On Wednesday, the Albany Stratton VA Medical Center announced anyone who enters the facility or one of its community clinics must wear a “medical procedure mask.”
“The change in guidance excludes the use of cloth masks including gators, neckerchiefs, vented masks, and others that have not been found as effective in mitigating the spread of disease,” a statement from the Medical Center reads. “This is especially important as newer variants emerge, which are proving to be more contagious. Vaccination, appropriate masking practices, hand hygiene, and social distancing continue to be the best mitigation control factors against the spread of COVID-19.”
The change in policy comes as a growing number of health officials have called for people to abandon cloth face coverings in favor of medical-grade masks as a way to slow the surging virus, and as the Biden Administration weighs sending free N95 masks to residents across the country.
Earlier this week, The Washington Post reported that the CDC is weighing a change to its mask guidelines that would recommend Americans wear a KN95 or N95 masks if they can tolerate doing do.
The masks, the newspaper reported, are far more effect at filtering particles than cloth coverings but are less comfortable and more expensive, which is why the CDC has yet to adopt a policy requiring the masks to be worn.
On Tuesday, Dr. Anthony Fauci, director of the National Institute of Allergy and Infectious Diseases, suggested people “get the highest-quality mask that you can tolerate and that’s available to you” during an interview with CNN’s Anderson Cooper.
Cloth masks have been shown to stop large droplets and were encouraged in the early days of the pandemic due to a limited supply of N95 masks, which were then reserved for medical personnel.
Under current CDC guidance, masks that fit snugly and have at least two layers of breathable fabric and a metal nose bridge are recommended for anyone 2 or older while in public indoor settings. N95 masks are recommended to be reserved for medical personnel.
But on Tuesday, Fauci said the N95 and KN95 masks are now widely available, adding that while the CDC guidelines in place are more effective than not wearing any mask, people should seek out the best mask possible to protect themselves and others.
“What the CDC has said — and it gets misinterpreted — they’re saying, wearing any mask is better than no mask at all,” Fauci told CNN. “But there is a gradation of capability of preventing you from getting infected and from you transmitting it to someone else. So we should be wearing the best possible masks that we can get. That’s a fact.”
Meanwhile, colleges throughout the region have been updating policies as they prepare to welcome students back to campus.
The University at Albany delayed the start of the spring semester on Tuesday, pushing classes back a full week until Jan. 24.

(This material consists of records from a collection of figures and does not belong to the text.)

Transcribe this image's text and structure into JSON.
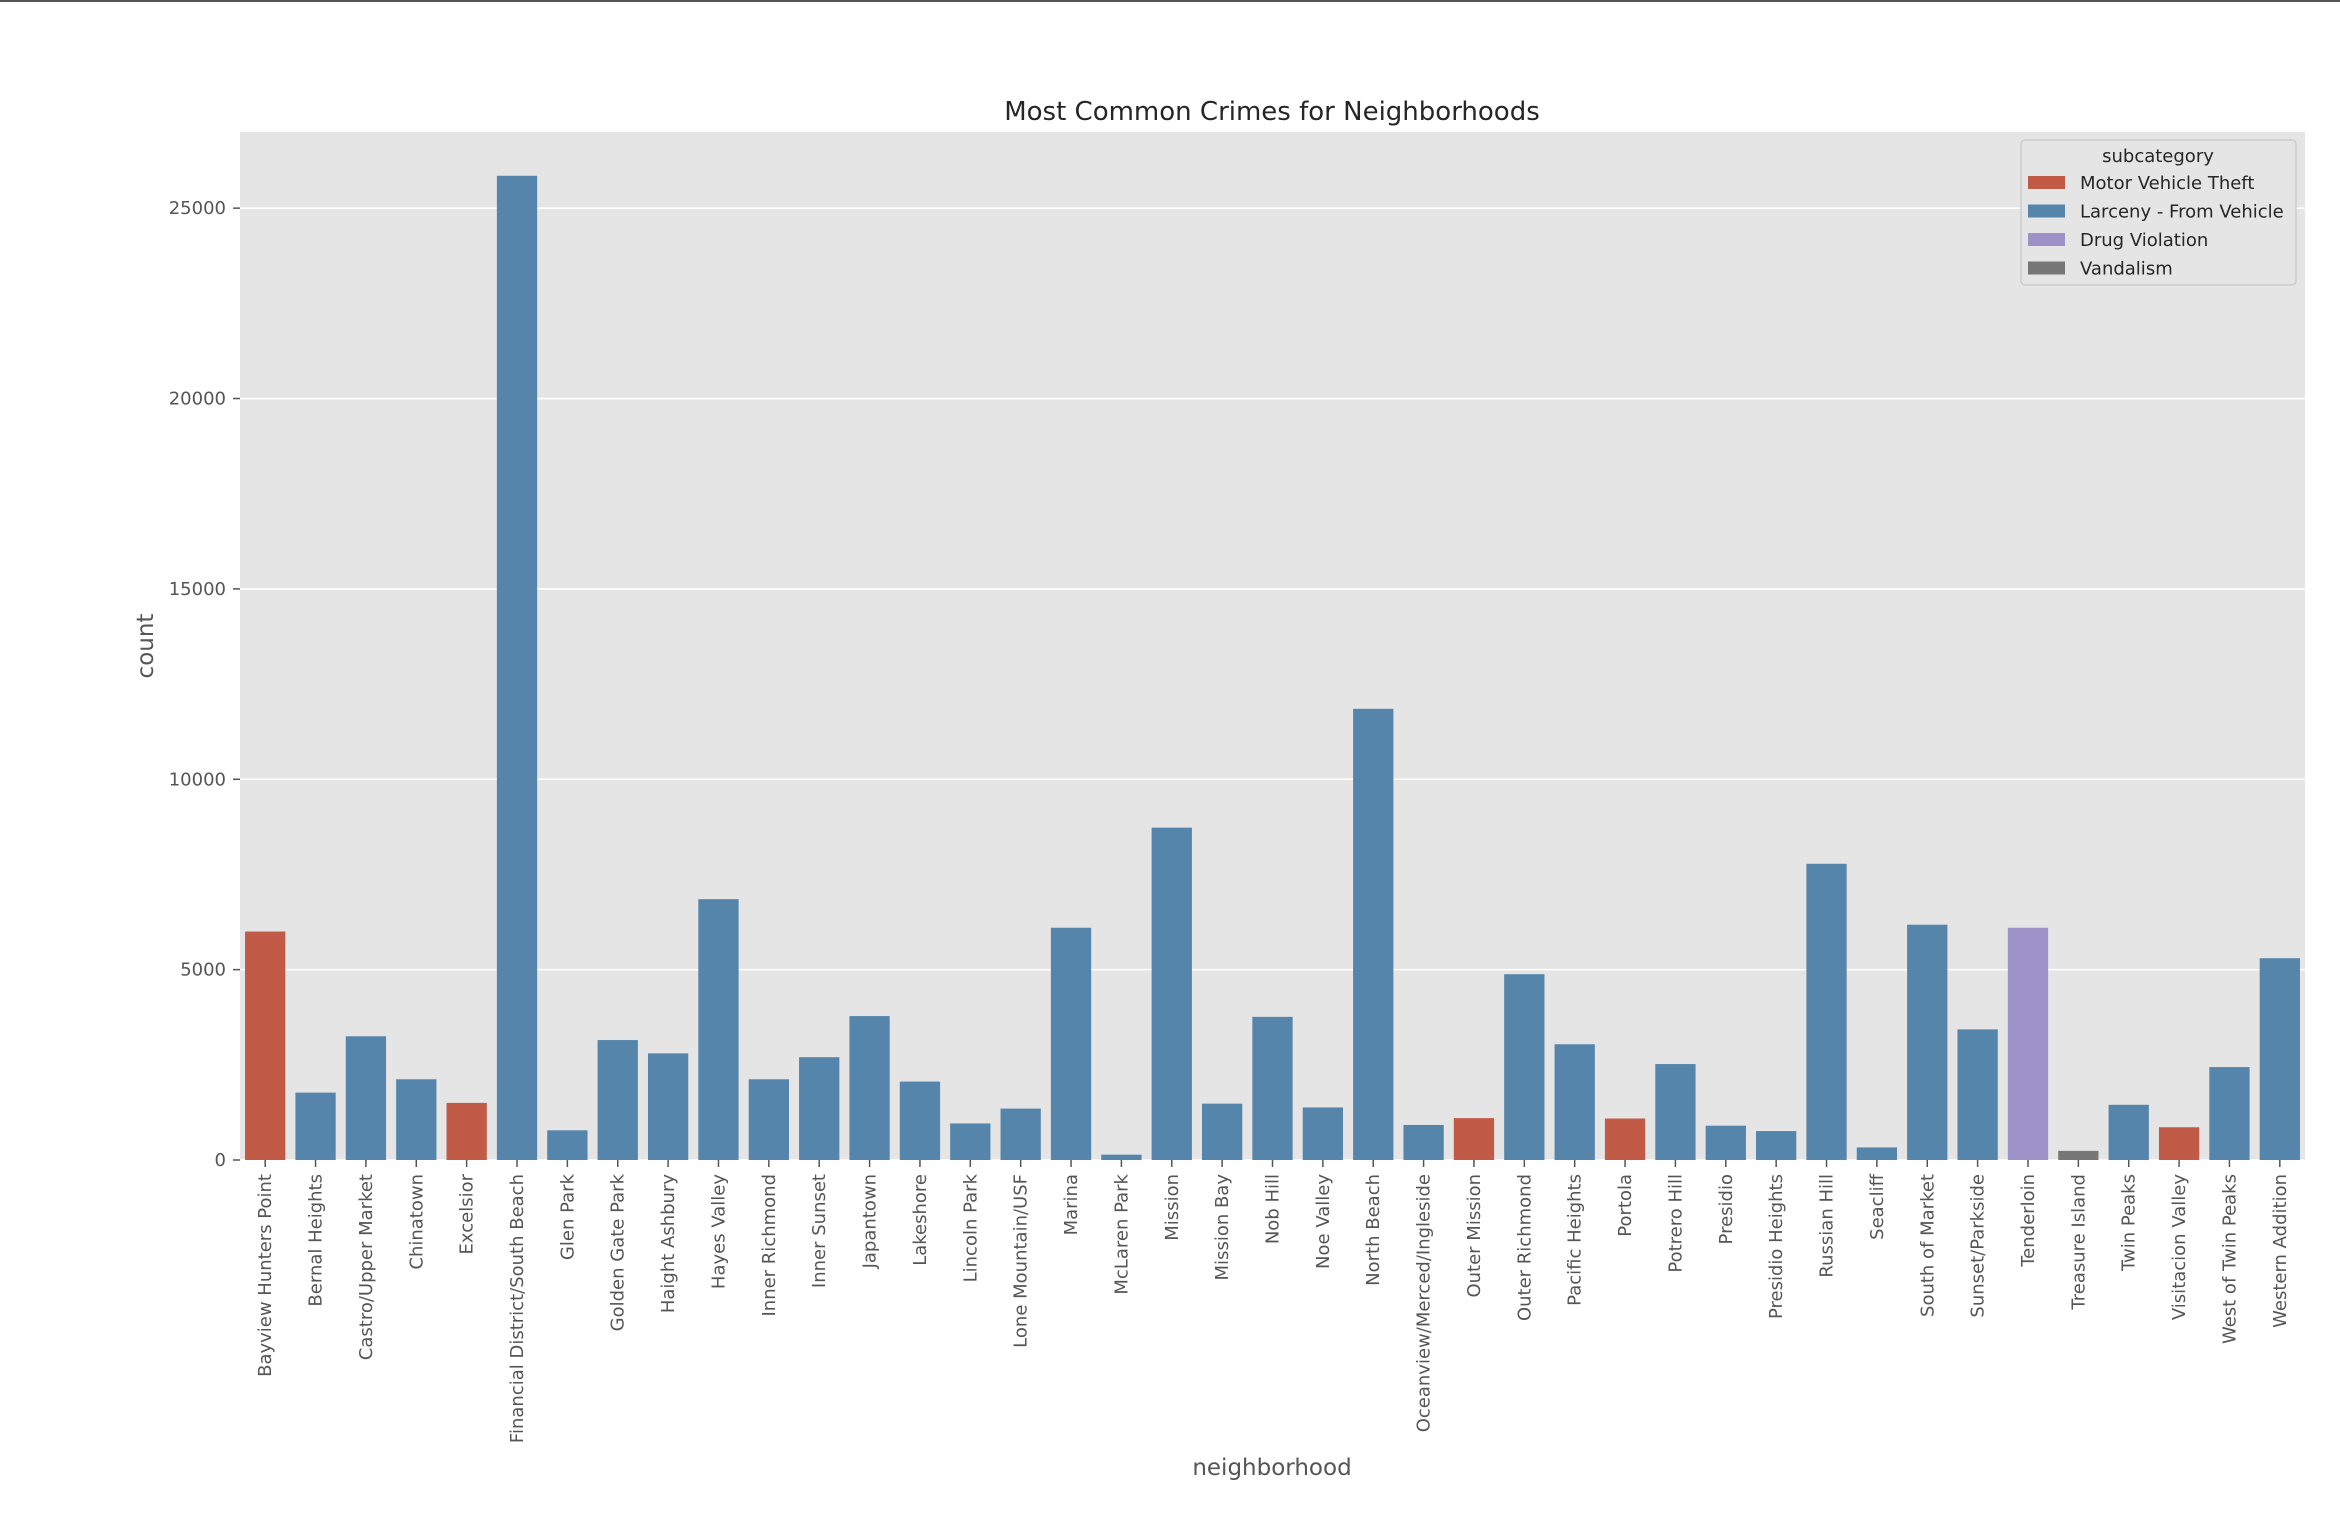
{
  "chart_data": {
    "type": "bar",
    "title": "Most Common Crimes for Neighborhoods",
    "xlabel": "neighborhood",
    "ylabel": "count",
    "ylim": [
      0,
      27000
    ],
    "yticks": [
      0,
      5000,
      10000,
      15000,
      20000,
      25000
    ],
    "grid": true,
    "legend_position": "top-right",
    "legend_title": "subcategory",
    "series_names": [
      "Motor Vehicle Theft",
      "Larceny - From Vehicle",
      "Drug Violation",
      "Vandalism"
    ],
    "colors": {
      "Motor Vehicle Theft": "#c25a48",
      "Larceny - From Vehicle": "#5585ab",
      "Drug Violation": "#9c92c8",
      "Vandalism": "#777777"
    },
    "categories": [
      "Bayview Hunters Point",
      "Bernal Heights",
      "Castro/Upper Market",
      "Chinatown",
      "Excelsior",
      "Financial District/South Beach",
      "Glen Park",
      "Golden Gate Park",
      "Haight Ashbury",
      "Hayes Valley",
      "Inner Richmond",
      "Inner Sunset",
      "Japantown",
      "Lakeshore",
      "Lincoln Park",
      "Lone Mountain/USF",
      "Marina",
      "McLaren Park",
      "Mission",
      "Mission Bay",
      "Nob Hill",
      "Noe Valley",
      "North Beach",
      "Oceanview/Merced/Ingleside",
      "Outer Mission",
      "Outer Richmond",
      "Pacific Heights",
      "Portola",
      "Potrero Hill",
      "Presidio",
      "Presidio Heights",
      "Russian Hill",
      "Seacliff",
      "South of Market",
      "Sunset/Parkside",
      "Tenderloin",
      "Treasure Island",
      "Twin Peaks",
      "Visitacion Valley",
      "West of Twin Peaks",
      "Western Addition"
    ],
    "values": [
      6000,
      1770,
      3250,
      2120,
      1500,
      25850,
      780,
      3150,
      2800,
      6850,
      2120,
      2700,
      3780,
      2060,
      960,
      1350,
      6100,
      140,
      8730,
      1480,
      3760,
      1380,
      11850,
      920,
      1100,
      4880,
      3040,
      1090,
      2520,
      900,
      760,
      7780,
      330,
      6180,
      3430,
      6100,
      240,
      1450,
      860,
      2440,
      5300
    ],
    "subcategory": [
      "Motor Vehicle Theft",
      "Larceny - From Vehicle",
      "Larceny - From Vehicle",
      "Larceny - From Vehicle",
      "Motor Vehicle Theft",
      "Larceny - From Vehicle",
      "Larceny - From Vehicle",
      "Larceny - From Vehicle",
      "Larceny - From Vehicle",
      "Larceny - From Vehicle",
      "Larceny - From Vehicle",
      "Larceny - From Vehicle",
      "Larceny - From Vehicle",
      "Larceny - From Vehicle",
      "Larceny - From Vehicle",
      "Larceny - From Vehicle",
      "Larceny - From Vehicle",
      "Larceny - From Vehicle",
      "Larceny - From Vehicle",
      "Larceny - From Vehicle",
      "Larceny - From Vehicle",
      "Larceny - From Vehicle",
      "Larceny - From Vehicle",
      "Larceny - From Vehicle",
      "Motor Vehicle Theft",
      "Larceny - From Vehicle",
      "Larceny - From Vehicle",
      "Motor Vehicle Theft",
      "Larceny - From Vehicle",
      "Larceny - From Vehicle",
      "Larceny - From Vehicle",
      "Larceny - From Vehicle",
      "Larceny - From Vehicle",
      "Larceny - From Vehicle",
      "Larceny - From Vehicle",
      "Drug Violation",
      "Vandalism",
      "Larceny - From Vehicle",
      "Motor Vehicle Theft",
      "Larceny - From Vehicle",
      "Larceny - From Vehicle"
    ]
  }
}
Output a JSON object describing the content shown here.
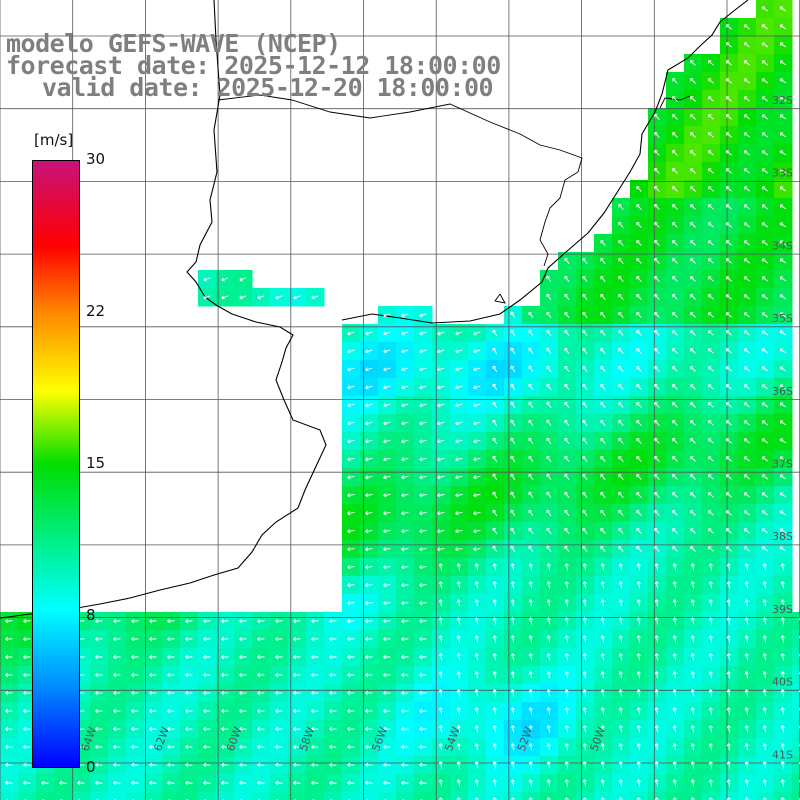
{
  "titles": {
    "model": "modelo GEFS-WAVE (NCEP)",
    "forecast": "forecast date: 2025-12-12 18:00:00",
    "valid": "valid date: 2025-12-20 18:00:00"
  },
  "colorbar": {
    "unit": "[m/s]",
    "ticks": [
      "30",
      "22",
      "15",
      "8",
      "0"
    ],
    "range": [
      0,
      30
    ],
    "stops": [
      "#0000ff",
      "#0088ff",
      "#00ffff",
      "#00dd00",
      "#ffff00",
      "#ff8800",
      "#ff0000",
      "#c8127a"
    ]
  },
  "lat_labels": [
    "32S",
    "33S",
    "34S",
    "35S",
    "36S",
    "37S",
    "38S",
    "39S",
    "40S",
    "41S"
  ],
  "lon_labels": [
    "64W",
    "62W",
    "60W",
    "58W",
    "56W",
    "54W",
    "52W",
    "50W"
  ],
  "colors": {
    "background": "#ffffff",
    "grid": "#555555",
    "arrow": "#ffffff",
    "coast": "#000000",
    "title": "#7f7f7f"
  },
  "legend_icons": [
    "wind-arrow-icon"
  ]
}
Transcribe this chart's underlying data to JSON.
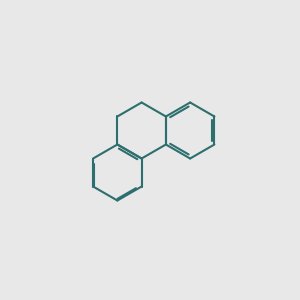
{
  "bg": "#e8e8e8",
  "bond_color": "#2d6e6e",
  "O_color": "#cc0000",
  "F_color": "#cc00cc",
  "Cl_color": "#00bb00",
  "bw": 1.5,
  "fs": 7.5,
  "fs_small": 7.0
}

Students there are required to submit proof of vaccination, including a booster, if eligible. Those currently not eligible to receive a booster — which is recommended five months after the second dose of the Pfizer and Moderna vaccines and two months for those who receive the Johnson & Johnson single-dose shot — must get boosted within seven days of becoming eligible.
SUNY Schenectady County Community College, meanwhile, is still finalizing reopening plans. Classes are scheduled to begin next week.
Meanwhile, the State University of New York requires all students to wear a mask across its 64 campuses, which include UAlbany and SUNY Schenectady. Medical-grade masks are not required but are recommended, according to Jackie Orchard, a spokeswoman for the public university system.